10th Mayor of Winnipeg
- In office 1889–1889

Personal details
- Born: 24 August 1849 Perth, Canada West
- Died: 24 November 1937 (aged 88) Winnipeg, Manitoba, Canada
- Spouse: Annie Anderson (m. 1880)

= Thomas Ryan (Canadian politician) =

Thomas Ryan (24 August 1849 – 24 November 1937) was a footwear manufacturer, municipal politician, and the tenth Mayor of Winnipeg in 1889.

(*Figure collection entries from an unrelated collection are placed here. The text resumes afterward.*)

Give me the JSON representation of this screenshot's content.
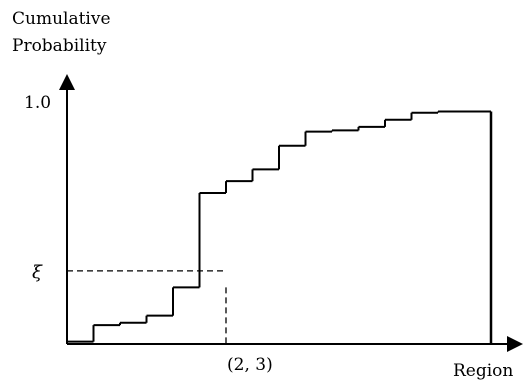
{
  "chart_data": {
    "type": "line",
    "step": true,
    "ylabel": [
      "Cumulative",
      "Probability"
    ],
    "xlabel": "Region",
    "ylim": [
      0,
      1.0
    ],
    "y_ticks": [
      {
        "value": 1.0,
        "label": "1.0"
      }
    ],
    "steps_x": [
      0,
      1,
      2,
      3,
      4,
      5,
      6,
      7,
      8,
      9,
      10,
      11,
      12,
      13,
      14,
      15,
      16
    ],
    "values": [
      0.01,
      0.08,
      0.09,
      0.12,
      0.24,
      0.64,
      0.69,
      0.74,
      0.84,
      0.9,
      0.905,
      0.92,
      0.95,
      0.98,
      0.985,
      0.985
    ],
    "inverse_lookup": {
      "xi_label": "ξ",
      "xi_value": 0.31,
      "region_label": "(2, 3)",
      "region_step_index": 6
    }
  }
}
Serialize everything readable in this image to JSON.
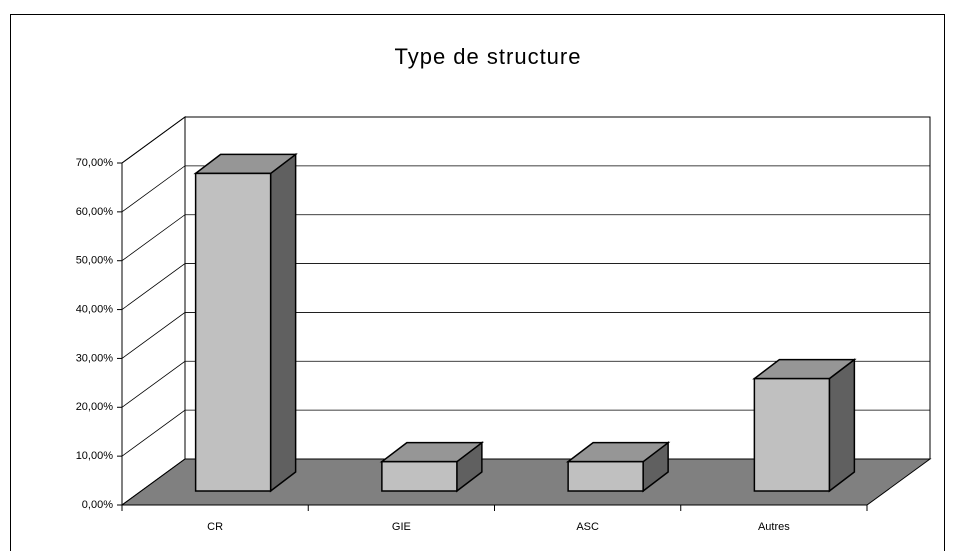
{
  "chart_data": {
    "type": "bar3d",
    "title": "Type de structure",
    "categories": [
      "CR",
      "GIE",
      "ASC",
      "Autres"
    ],
    "values": [
      65,
      6,
      6,
      23
    ],
    "color": "#c0c0c0",
    "ylim": [
      0,
      70
    ],
    "yticks": [
      {
        "value": 0,
        "label": "0,00%"
      },
      {
        "value": 10,
        "label": "10,00%"
      },
      {
        "value": 20,
        "label": "20,00%"
      },
      {
        "value": 30,
        "label": "30,00%"
      },
      {
        "value": 40,
        "label": "40,00%"
      },
      {
        "value": 50,
        "label": "50,00%"
      },
      {
        "value": 60,
        "label": "60,00%"
      },
      {
        "value": 70,
        "label": "70,00%"
      }
    ],
    "grid": true
  }
}
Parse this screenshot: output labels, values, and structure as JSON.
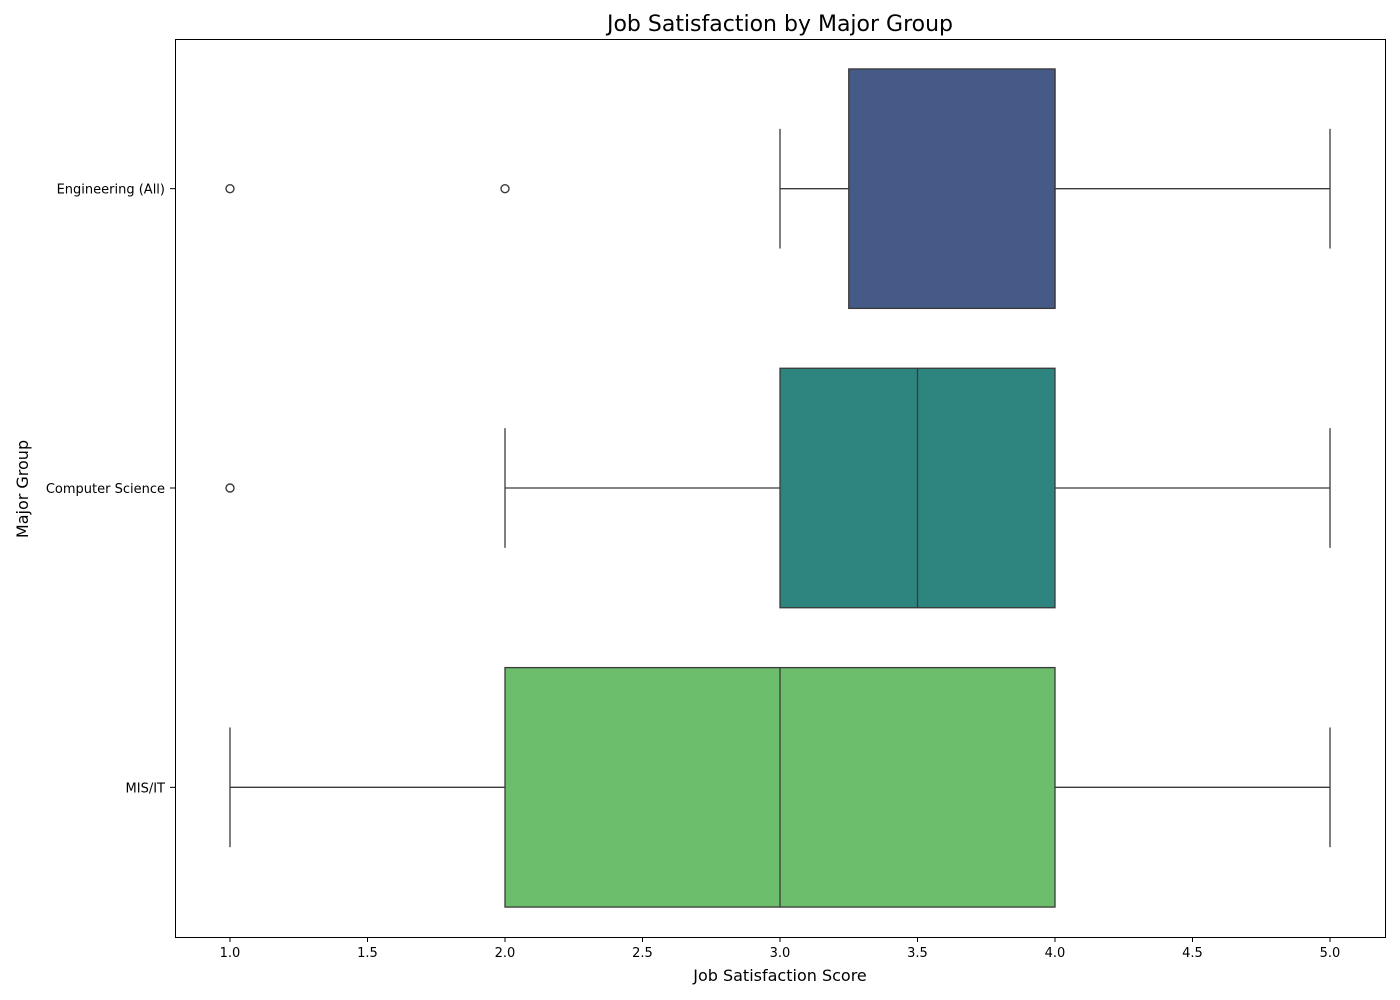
{
  "chart_data": {
    "type": "box",
    "title": "Job Satisfaction by Major Group",
    "xlabel": "Job Satisfaction Score",
    "ylabel": "Major Group",
    "xlim": [
      0.8,
      5.2
    ],
    "x_ticks": [
      1.0,
      1.5,
      2.0,
      2.5,
      3.0,
      3.5,
      4.0,
      4.5,
      5.0
    ],
    "x_tick_labels": [
      "1.0",
      "1.5",
      "2.0",
      "2.5",
      "3.0",
      "3.5",
      "4.0",
      "4.5",
      "5.0"
    ],
    "orientation": "horizontal",
    "grid": false,
    "groups": [
      {
        "name": "Engineering (All)",
        "color": "#465a88",
        "whisker_low": 3.0,
        "q1": 3.25,
        "median": 4.0,
        "q3": 4.0,
        "whisker_high": 5.0,
        "outliers": [
          1.0,
          2.0
        ]
      },
      {
        "name": "Computer Science",
        "color": "#2e847e",
        "whisker_low": 2.0,
        "q1": 3.0,
        "median": 3.5,
        "q3": 4.0,
        "whisker_high": 5.0,
        "outliers": [
          1.0
        ]
      },
      {
        "name": "MIS/IT",
        "color": "#6cbd6c",
        "whisker_low": 1.0,
        "q1": 2.0,
        "median": 3.0,
        "q3": 4.0,
        "whisker_high": 5.0,
        "outliers": []
      }
    ]
  }
}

As a youth, Ryan fought the attempted Fenian invasion of Canada in 1866. He then established a trade in making boots and shoes, moving to Winnipeg in 1874 to establish business at what would become the Ryan Block on 492 Main Street. He was dubbed "The Shoe King" due to his success in that business which served customers between present-day British Columbia and Lake Superior in Ontario.

Ryan became a city alderman in 1884 and served in that role until he was elected Mayor for a single one-year term in 1889. He was dedicated to the Methodist Church, helping to establish Grace Methodist Church in Winnipeg and serving as president of the local YMCA. He developed and imposed restrictions on Sunday commerce during his mayoral term.

Norwegian Annie Anderson was Ryan's wife with whom he had nine children. Winnipeg's Ryan Street is named in his honour.